Years ago, I served as a spiritual director on a Cursillo Team in the Diocese of Western Michigan. A special evening meal was being served for those attending the weekend, but I was involved in a pastoral situation that delayed my participation. The room was nicely decorated and candlelit when I was finally able to join the event. It took some time for my eyes to adjust to the darkened room, but I finally spotted a chair at the end of one of the tables. It was throne-like. I remember thinking that it didn’t seem appropriate to seat a spiritual director in such a chair.

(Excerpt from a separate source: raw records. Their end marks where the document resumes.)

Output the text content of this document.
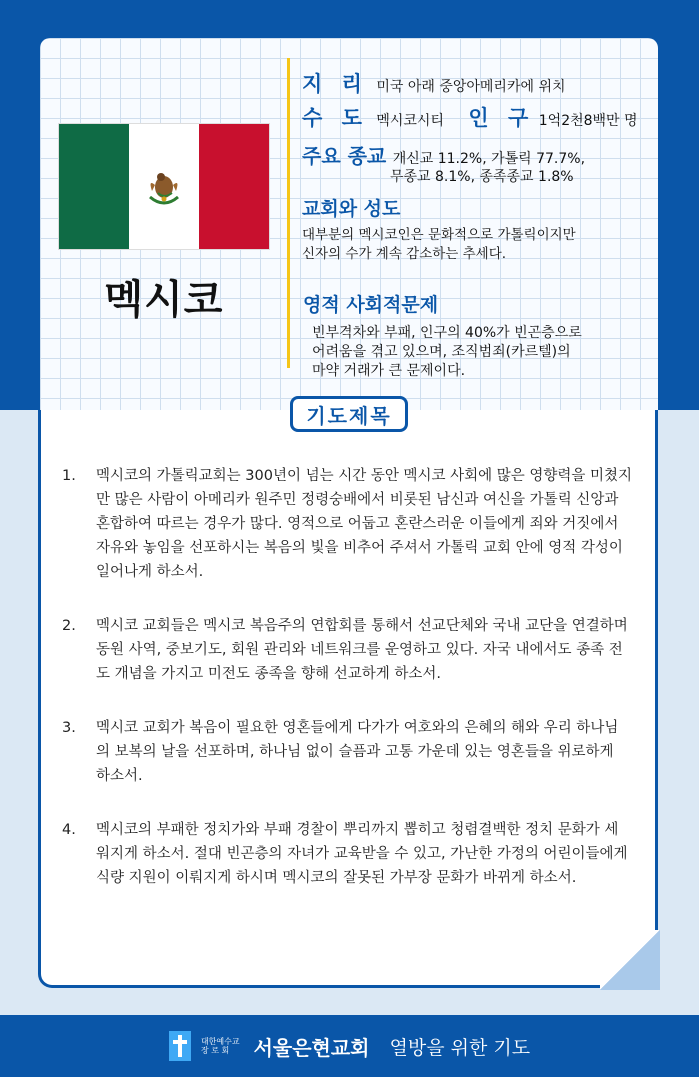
멕시코
지 리 미국 아래 중앙아메리카에 위치
수 도 멕시코시티 인 구 1억2천8백만 명
주요 종교 개신교 11.2%, 가톨릭 77.7%,
무종교 8.1%, 종족종교 1.8%
교회와 성도
대부분의 멕시코인은 문화적으로 가톨릭이지만
신자의 수가 계속 감소하는 추세다.
영적 사회적문제
빈부격차와 부패, 인구의 40%가 빈곤층으로
어려움을 겪고 있으며, 조직범죄(카르텔)의
마약 거래가 큰 문제이다.
기도제목
1.	멕시코의 가톨릭교회는 300년이 넘는 시간 동안 멕시코 사회에 많은 영향력을 미쳤지만 많은 사람이 아메리카 원주민 정령숭배에서 비롯된 남신과 여신을 가톨릭 신앙과 혼합하여 따르는 경우가 많다. 영적으로 어둡고 혼란스러운 이들에게 죄와 거짓에서 자유와 놓임을 선포하시는 복음의 빛을 비추어 주셔서 가톨릭 교회 안에 영적 각성이 일어나게 하소서.
2.	멕시코 교회들은 멕시코 복음주의 연합회를 통해서 선교단체와 국내 교단을 연결하며 동원 사역, 중보기도, 회원 관리와 네트워크를 운영하고 있다. 자국 내에서도 종족 전도 개념을 가지고 미전도 종족을 향해 선교하게 하소서.
3.	멕시코 교회가 복음이 필요한 영혼들에게 다가가 여호와의 은혜의 해와 우리 하나님의 보복의 날을 선포하며, 하나님 없이 슬픔과 고통 가운데 있는 영혼들을 위로하게 하소서.
4.	멕시코의 부패한 정치가와 부패 경찰이 뿌리까지 뽑히고 청렴결백한 정치 문화가 세워지게 하소서. 절대 빈곤층의 자녀가 교육받을 수 있고, 가난한 가정의 어린이들에게 식량 지원이 이뤄지게 하시며 멕시코의 잘못된 가부장 문화가 바뀌게 하소서.
대한예수교
장 로 회	서울은현교회 열방을 위한 기도
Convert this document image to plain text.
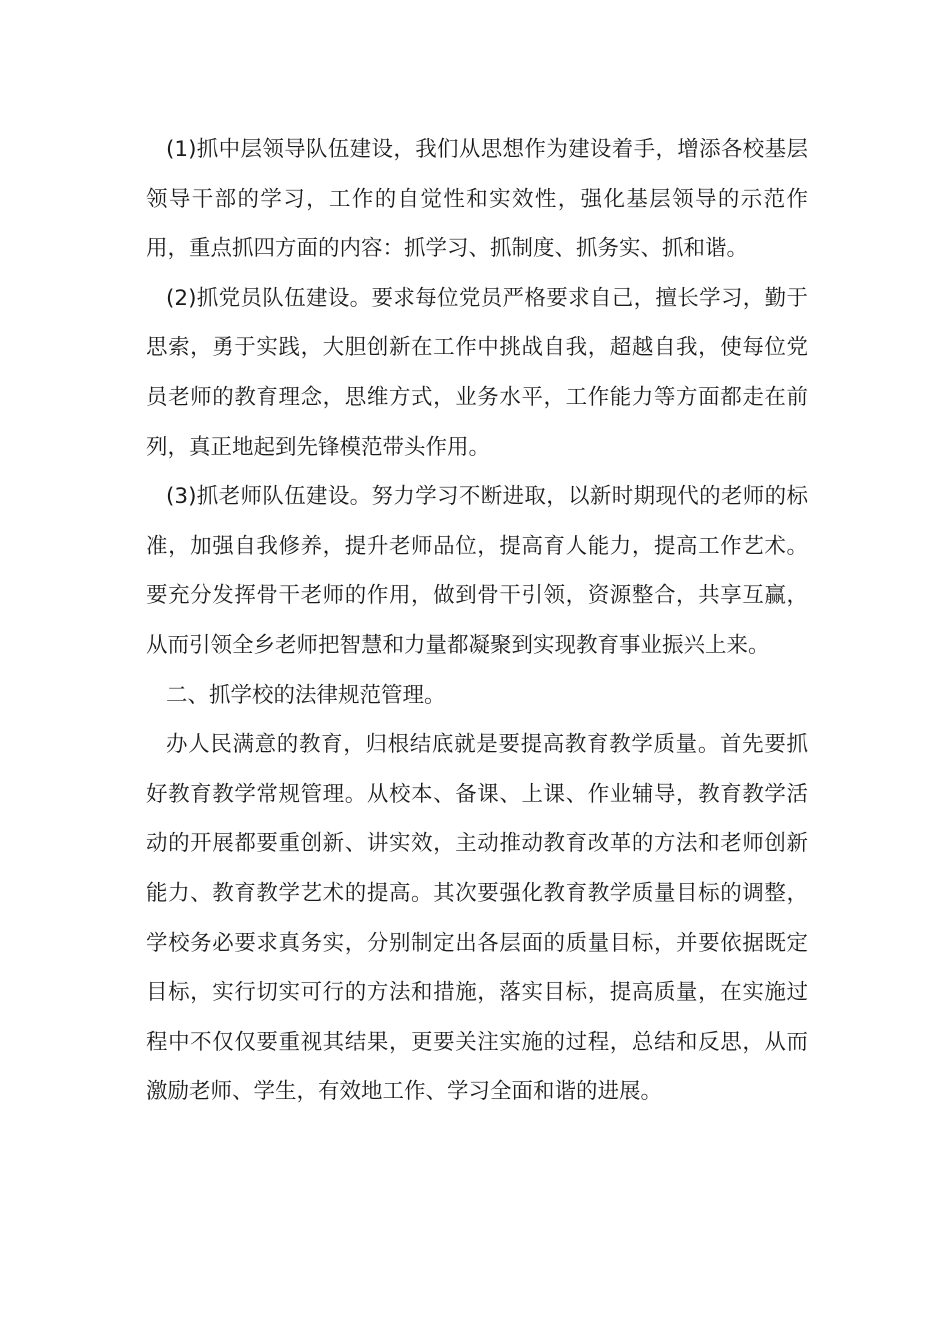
(1)抓中层领导队伍建设，我们从思想作为建设着手，增添各校基层领导干部的学习，工作的自觉性和实效性，强化基层领导的示范作用，重点抓四方面的内容：抓学习、抓制度、抓务实、抓和谐。

(2)抓党员队伍建设。要求每位党员严格要求自己，擅长学习，勤于思索，勇于实践，大胆创新在工作中挑战自我，超越自我，使每位党员老师的教育理念，思维方式，业务水平，工作能力等方面都走在前列，真正地起到先锋模范带头作用。

(3)抓老师队伍建设。努力学习不断进取，以新时期现代的老师的标准，加强自我修养，提升老师品位，提高育人能力，提高工作艺术。要充分发挥骨干老师的作用，做到骨干引领，资源整合，共享互赢，从而引领全乡老师把智慧和力量都凝聚到实现教育事业振兴上来。

二、抓学校的法律规范管理。

办人民满意的教育，归根结底就是要提高教育教学质量。首先要抓好教育教学常规管理。从校本、备课、上课、作业辅导，教育教学活动的开展都要重创新、讲实效，主动推动教育改革的方法和老师创新能力、教育教学艺术的提高。其次要强化教育教学质量目标的调整，学校务必要求真务实，分别制定出各层面的质量目标，并要依据既定目标，实行切实可行的方法和措施，落实目标，提高质量，在实施过程中不仅仅要重视其结果，更要关注实施的过程，总结和反思，从而激励老师、学生，有效地工作、学习全面和谐的进展。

Shortly after I sat down, I was approached by someone who spoke in a hushed breath. “That’s eees’s ...”. “What?” I replied. “That’s eees’s chair.” Look, I can be slow on the uptake, but this was not all my fault. “What?” I queried. Like Peter, it took me three times to comprehend the moment and the missing consonant. “That’s Jesus’ chair.” Of course, it was a throne. The person was trying to politely tell me to move: I was sitting in Jesus’ chair! I’m uncomfortably aware that Jesus told a story about people who sit in the wrong chair at a banquet. Thank God, it wasn’t Advent when we are consciously expecting his arrival. Nonetheless I looked up at the person and replied, “If Jesus was here, he’d be serving the meal.”
We are in the midst of Holy Week. The average Episcopalian is old enough to remember when we read from Luke’s gospel on Maundy Thursday. Luke’s narrative is set as a Passover meal; and we taught about the institution of the Lord’s Supper. We focused on bread and wine. We imagined having an intimate dinner with Jesus; very much like the Cursillo meal that I was telling you about, well decorated, cozy, and candlelit. Sometimes our concentration was so intense that we neglected to discern the body.
Today, when we observe Maundy Thursday, we read from John’s gospel (John 13:1-17, 31b-35) and it doesn’t feel the same. First of all, it is not a Passover meal, and John doesn’t talk about bread and wine. More importantly, however, Jesus isn’t seated at the table. His place is empty. Even as Peter protests, Jesus washes the disciples’ feet. It is his mandatum: “love one another.”
I have often wondered if our church would be different if we had only known John’s gospel. Would we wash feet every Sunday to remind us of eees’s command? Would we develop new traditions that would make the process less messy or more efficient? Would foot washing end up looking like a shoeshine? Would we still concentrate on Average Sunday Attendance as a metric of congregational vitality, or would we recognize that our places of repose should frequently be empty? Would we gain a deeper appreciation of Jesus’ response to the disciples when he told them that he had food that they didn’t know about?
The mandatum to love sharpens our hearing and adds clarity to our life of discipleship. Mark, the evangelist, tells us that James and John were still looking for a place to sit down even though Jesus had repeatedly told them that discipleship required more than they could imagine. While worship and devotion play important roles in our spiritual lives, the apostle Paul understood that without love we would always be asking, “What?” The evangelist, Luke, possibly because he was a companion of Paul, knew that this mandatum is about acting like a neighbor to everyone.
It is imperative that we remember that Jesus’ commandment was not new. It lived in Deuteronomy’s summary of the Law and the prophet Micah wrote about mandatum eight hundred years before Jesus. He just didn’t use the same words.
‘He has showed you, O man, what is good; and what does the LORD require of you but to do justice, and to love kindness, and to walk humbly with your God?’ Micah 6:8
Micah helps us understand Peter’s response to Jesus once his pride was challenged. Humility opens our hearts to mandatum not only as direct objects, but as subjects. Who would have guessed that middle school English grammar would be theologically impactful?
"Lord, not my feet only but also my hands and my head!"